Japanese-Controlled Aircraft: Missile-Targeting Radar and Japanese Plane

japanese-controlled aircraft: Both sides disagree on what happened next -- the Japanese said the South Koreans targeted their aircraft with missile-targeting radar, while the South Koreans said the Japanese plane was flying dangerously low and that the radar was not intended to trace any Japanese-controlled aircraft, according to CNN. The disagreement has quickly escalated, bringing to the fore historical disputes previously on the back-burner and -- in turn -- threatening the region's stability. The spat began December 20 after an encounter between a Japanese plane, which Tokyo said was collecting intelligence, and a South Korean destroyer, which Seoul said was on a humanitarian mission.
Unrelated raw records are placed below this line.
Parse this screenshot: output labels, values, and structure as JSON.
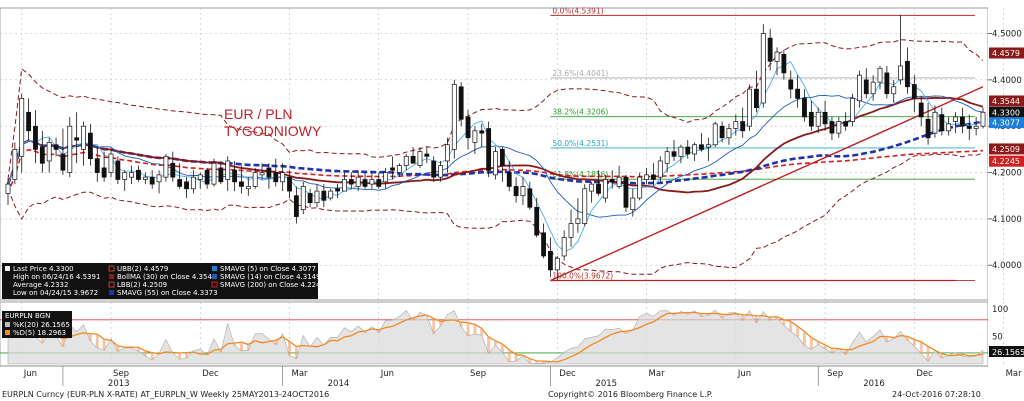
{
  "chart_data": {
    "type": "candlestick",
    "instrument": "EURPLN Curncy (EUR-PLN X-RATE)",
    "annotation": [
      "EUR / PLN",
      "TYGODNIOWY"
    ],
    "footer": {
      "left": "EURPLN Curncy (EUR-PLN X-RATE) AT_EURPLN_W  Weekly 25MAY2013-24OCT2016",
      "center": "Copyright© 2016 Bloomberg Finance L.P.",
      "right": "24-Oct-2016 07:28:10"
    },
    "price_axis": {
      "ylim": [
        3.925,
        4.555
      ],
      "ticks": [
        {
          "value": 4.5,
          "label": "4.5000"
        },
        {
          "value": 4.4,
          "label": "4.4000"
        },
        {
          "value": 4.3,
          "label": "4.3000"
        },
        {
          "value": 4.2,
          "label": "4.2000"
        },
        {
          "value": 4.1,
          "label": "4.1000"
        },
        {
          "value": 4.0,
          "label": "4.0000"
        }
      ]
    },
    "x_axis": {
      "months": [
        "Jun",
        "Sep",
        "Dec",
        "Mar",
        "Jun",
        "Sep",
        "Dec",
        "Mar",
        "Jun",
        "Sep",
        "Dec",
        "Mar",
        "Jun",
        "Sep"
      ],
      "years": [
        {
          "label": "2013"
        },
        {
          "label": "2014"
        },
        {
          "label": "2015"
        },
        {
          "label": "2016"
        }
      ]
    },
    "fibonacci": [
      {
        "label": "0.0%(4.5391)",
        "value": 4.5391,
        "color": "#b03030"
      },
      {
        "label": "23.6%(4.4041)",
        "value": 4.4041,
        "color": "#aaaaaa"
      },
      {
        "label": "38.2%(4.3206)",
        "value": 4.3206,
        "color": "#2e9a2e"
      },
      {
        "label": "50.0%(4.2531)",
        "value": 4.2531,
        "color": "#2aa6c8"
      },
      {
        "label": "61.8%(4.1856)",
        "value": 4.1856,
        "color": "#2e9a2e"
      },
      {
        "label": "100.0%(3.9672)",
        "value": 3.9672,
        "color": "#b03030"
      }
    ],
    "badges": [
      {
        "label": "4.4579",
        "value": 4.4579,
        "color": "#8b1a1a"
      },
      {
        "label": "4.3544",
        "value": 4.3544,
        "color": "#8b1a1a"
      },
      {
        "label": "4.3300",
        "value": 4.33,
        "color": "#111111"
      },
      {
        "label": "4.3077",
        "value": 4.3077,
        "color": "#1e7fd8"
      },
      {
        "label": "4.2509",
        "value": 4.2509,
        "color": "#8b1a1a"
      },
      {
        "label": "4.2245",
        "value": 4.2245,
        "color": "#d22020"
      }
    ],
    "legend": {
      "col1": [
        "Last Price  4.3300",
        "High on 06/24/16  4.5391",
        "Average  4.2332",
        "Low on 04/24/15  3.9672"
      ],
      "col2": [
        "UBB(2)  4.4579",
        "BollMA (30) on Close  4.3544",
        "LBB(2)  4.2509",
        "SMAVG (55) on Close  4.3373"
      ],
      "col3": [
        "SMAVG (5) on Close  4.3077",
        "SMAVG (14) on Close  4.3149",
        "SMAVG (200) on Close  4.2245"
      ]
    },
    "oscillator": {
      "header": "EURPLN BGN",
      "entries": [
        "%K(20)  26.1565",
        "%D(5)  18.2963"
      ],
      "badge": "26.1565",
      "ylim": [
        0,
        105
      ],
      "ticks": [
        {
          "value": 100,
          "label": "100"
        },
        {
          "value": 50,
          "label": "50"
        }
      ],
      "levels": [
        80,
        20
      ]
    },
    "price_series": {
      "ohlc": [
        [
          4.155,
          4.185,
          4.13,
          4.175
        ],
        [
          4.185,
          4.265,
          4.175,
          4.25
        ],
        [
          4.235,
          4.37,
          4.2,
          4.36
        ],
        [
          4.33,
          4.36,
          4.27,
          4.29
        ],
        [
          4.3,
          4.335,
          4.22,
          4.25
        ],
        [
          4.255,
          4.29,
          4.2,
          4.22
        ],
        [
          4.225,
          4.275,
          4.2,
          4.265
        ],
        [
          4.26,
          4.275,
          4.235,
          4.25
        ],
        [
          4.24,
          4.295,
          4.195,
          4.205
        ],
        [
          4.2,
          4.32,
          4.19,
          4.3
        ],
        [
          4.275,
          4.33,
          4.22,
          4.27
        ],
        [
          4.25,
          4.31,
          4.215,
          4.3
        ],
        [
          4.285,
          4.305,
          4.215,
          4.23
        ],
        [
          4.23,
          4.255,
          4.18,
          4.2
        ],
        [
          4.21,
          4.245,
          4.18,
          4.19
        ],
        [
          4.2,
          4.25,
          4.19,
          4.24
        ],
        [
          4.225,
          4.235,
          4.175,
          4.185
        ],
        [
          4.185,
          4.205,
          4.16,
          4.2
        ],
        [
          4.19,
          4.215,
          4.175,
          4.2
        ],
        [
          4.205,
          4.215,
          4.18,
          4.185
        ],
        [
          4.185,
          4.2,
          4.175,
          4.19
        ],
        [
          4.19,
          4.205,
          4.165,
          4.175
        ],
        [
          4.18,
          4.205,
          4.155,
          4.195
        ],
        [
          4.19,
          4.24,
          4.18,
          4.235
        ],
        [
          4.22,
          4.245,
          4.18,
          4.19
        ],
        [
          4.185,
          4.22,
          4.165,
          4.17
        ],
        [
          4.18,
          4.19,
          4.145,
          4.165
        ],
        [
          4.165,
          4.205,
          4.155,
          4.19
        ],
        [
          4.185,
          4.2,
          4.165,
          4.195
        ],
        [
          4.205,
          4.21,
          4.165,
          4.175
        ],
        [
          4.175,
          4.23,
          4.17,
          4.22
        ],
        [
          4.21,
          4.225,
          4.175,
          4.18
        ],
        [
          4.185,
          4.235,
          4.16,
          4.225
        ],
        [
          4.205,
          4.225,
          4.16,
          4.18
        ],
        [
          4.18,
          4.215,
          4.155,
          4.17
        ],
        [
          4.165,
          4.19,
          4.15,
          4.17
        ],
        [
          4.17,
          4.21,
          4.165,
          4.2
        ],
        [
          4.195,
          4.22,
          4.185,
          4.2
        ],
        [
          4.21,
          4.22,
          4.165,
          4.19
        ],
        [
          4.2,
          4.23,
          4.17,
          4.18
        ],
        [
          4.18,
          4.22,
          4.16,
          4.2
        ],
        [
          4.19,
          4.205,
          4.145,
          4.16
        ],
        [
          4.15,
          4.17,
          4.09,
          4.105
        ],
        [
          4.12,
          4.18,
          4.11,
          4.17
        ],
        [
          4.155,
          4.165,
          4.125,
          4.135
        ],
        [
          4.135,
          4.175,
          4.125,
          4.16
        ],
        [
          4.16,
          4.175,
          4.125,
          4.14
        ],
        [
          4.145,
          4.165,
          4.14,
          4.16
        ],
        [
          4.165,
          4.175,
          4.145,
          4.16
        ],
        [
          4.16,
          4.2,
          4.16,
          4.185
        ],
        [
          4.185,
          4.2,
          4.165,
          4.175
        ],
        [
          4.17,
          4.205,
          4.16,
          4.19
        ],
        [
          4.185,
          4.2,
          4.165,
          4.17
        ],
        [
          4.175,
          4.2,
          4.165,
          4.185
        ],
        [
          4.185,
          4.2,
          4.165,
          4.17
        ],
        [
          4.18,
          4.21,
          4.165,
          4.2
        ],
        [
          4.21,
          4.235,
          4.185,
          4.205
        ],
        [
          4.2,
          4.22,
          4.19,
          4.215
        ],
        [
          4.215,
          4.24,
          4.205,
          4.235
        ],
        [
          4.235,
          4.255,
          4.22,
          4.22
        ],
        [
          4.215,
          4.255,
          4.21,
          4.245
        ],
        [
          4.24,
          4.255,
          4.22,
          4.235
        ],
        [
          4.225,
          4.235,
          4.18,
          4.19
        ],
        [
          4.19,
          4.225,
          4.18,
          4.215
        ],
        [
          4.225,
          4.275,
          4.2,
          4.26
        ],
        [
          4.25,
          4.4,
          4.23,
          4.39
        ],
        [
          4.385,
          4.395,
          4.3,
          4.315
        ],
        [
          4.32,
          4.335,
          4.25,
          4.275
        ],
        [
          4.265,
          4.3,
          4.24,
          4.29
        ],
        [
          4.29,
          4.305,
          4.255,
          4.285
        ],
        [
          4.295,
          4.31,
          4.19,
          4.205
        ],
        [
          4.195,
          4.255,
          4.185,
          4.245
        ],
        [
          4.25,
          4.255,
          4.18,
          4.215
        ],
        [
          4.2,
          4.225,
          4.16,
          4.17
        ],
        [
          4.17,
          4.19,
          4.135,
          4.15
        ],
        [
          4.15,
          4.19,
          4.13,
          4.17
        ],
        [
          4.165,
          4.18,
          4.12,
          4.125
        ],
        [
          4.125,
          4.145,
          4.06,
          4.065
        ],
        [
          4.07,
          4.09,
          4.015,
          4.02
        ],
        [
          4.03,
          4.06,
          3.975,
          3.99
        ],
        [
          3.99,
          4.02,
          3.967,
          4.015
        ],
        [
          4.02,
          4.075,
          4.01,
          4.06
        ],
        [
          4.06,
          4.12,
          4.04,
          4.09
        ],
        [
          4.09,
          4.145,
          4.07,
          4.1
        ],
        [
          4.09,
          4.175,
          4.085,
          4.165
        ],
        [
          4.16,
          4.18,
          4.135,
          4.175
        ],
        [
          4.175,
          4.205,
          4.15,
          4.155
        ],
        [
          4.145,
          4.195,
          4.135,
          4.185
        ],
        [
          4.185,
          4.205,
          4.165,
          4.18
        ],
        [
          4.17,
          4.215,
          4.165,
          4.19
        ],
        [
          4.19,
          4.195,
          4.115,
          4.125
        ],
        [
          4.12,
          4.165,
          4.105,
          4.145
        ],
        [
          4.145,
          4.2,
          4.14,
          4.19
        ],
        [
          4.185,
          4.21,
          4.175,
          4.195
        ],
        [
          4.195,
          4.22,
          4.17,
          4.185
        ],
        [
          4.19,
          4.235,
          4.18,
          4.225
        ],
        [
          4.22,
          4.255,
          4.2,
          4.245
        ],
        [
          4.245,
          4.27,
          4.225,
          4.235
        ],
        [
          4.235,
          4.26,
          4.22,
          4.255
        ],
        [
          4.255,
          4.27,
          4.23,
          4.24
        ],
        [
          4.24,
          4.265,
          4.225,
          4.26
        ],
        [
          4.26,
          4.285,
          4.245,
          4.25
        ],
        [
          4.255,
          4.275,
          4.225,
          4.26
        ],
        [
          4.26,
          4.31,
          4.255,
          4.305
        ],
        [
          4.3,
          4.31,
          4.265,
          4.275
        ],
        [
          4.275,
          4.305,
          4.26,
          4.295
        ],
        [
          4.295,
          4.325,
          4.28,
          4.31
        ],
        [
          4.31,
          4.34,
          4.275,
          4.29
        ],
        [
          4.3,
          4.39,
          4.29,
          4.38
        ],
        [
          4.38,
          4.42,
          4.33,
          4.34
        ],
        [
          4.35,
          4.52,
          4.34,
          4.5
        ],
        [
          4.49,
          4.51,
          4.42,
          4.44
        ],
        [
          4.44,
          4.47,
          4.41,
          4.46
        ],
        [
          4.455,
          4.465,
          4.4,
          4.415
        ],
        [
          4.4,
          4.42,
          4.36,
          4.38
        ],
        [
          4.38,
          4.41,
          4.34,
          4.36
        ],
        [
          4.36,
          4.38,
          4.31,
          4.32
        ],
        [
          4.33,
          4.355,
          4.29,
          4.3
        ],
        [
          4.3,
          4.34,
          4.285,
          4.33
        ],
        [
          4.33,
          4.355,
          4.29,
          4.305
        ],
        [
          4.31,
          4.32,
          4.27,
          4.285
        ],
        [
          4.285,
          4.32,
          4.275,
          4.31
        ],
        [
          4.31,
          4.33,
          4.29,
          4.3
        ],
        [
          4.31,
          4.37,
          4.3,
          4.36
        ],
        [
          4.355,
          4.42,
          4.34,
          4.41
        ],
        [
          4.4,
          4.425,
          4.36,
          4.37
        ],
        [
          4.37,
          4.41,
          4.355,
          4.395
        ],
        [
          4.395,
          4.43,
          4.38,
          4.425
        ],
        [
          4.415,
          4.43,
          4.36,
          4.37
        ],
        [
          4.37,
          4.4,
          4.35,
          4.385
        ],
        [
          4.4,
          4.54,
          4.39,
          4.43
        ],
        [
          4.44,
          4.47,
          4.37,
          4.385
        ],
        [
          4.39,
          4.41,
          4.33,
          4.36
        ],
        [
          4.35,
          4.365,
          4.3,
          4.32
        ],
        [
          4.315,
          4.35,
          4.26,
          4.275
        ],
        [
          4.285,
          4.345,
          4.275,
          4.33
        ],
        [
          4.325,
          4.34,
          4.28,
          4.29
        ],
        [
          4.29,
          4.32,
          4.28,
          4.305
        ],
        [
          4.31,
          4.33,
          4.285,
          4.32
        ],
        [
          4.32,
          4.34,
          4.285,
          4.3
        ],
        [
          4.3,
          4.325,
          4.27,
          4.295
        ],
        [
          4.295,
          4.32,
          4.28,
          4.3
        ],
        [
          4.3,
          4.34,
          4.295,
          4.33
        ]
      ]
    }
  }
}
East Asian geopolitics has been shaken loose and is now unsettled, said Van Jackson, a former US Department of Defense official specializing in the Asia-Pacific. Amid all this tumult, suppressed animosities are started to crack through the veneer of regional stability. Read More China is seeking to push out the US, North Korea has pulled a jiujitsu move by using summit diplomacy to solidify its status as a nuclear state even as the ostensible purpose is to denuclearize Pyongyang, and the future of the US in the region is less certain now than any time since the 1970s. (news.financializer.com). As reported in the news.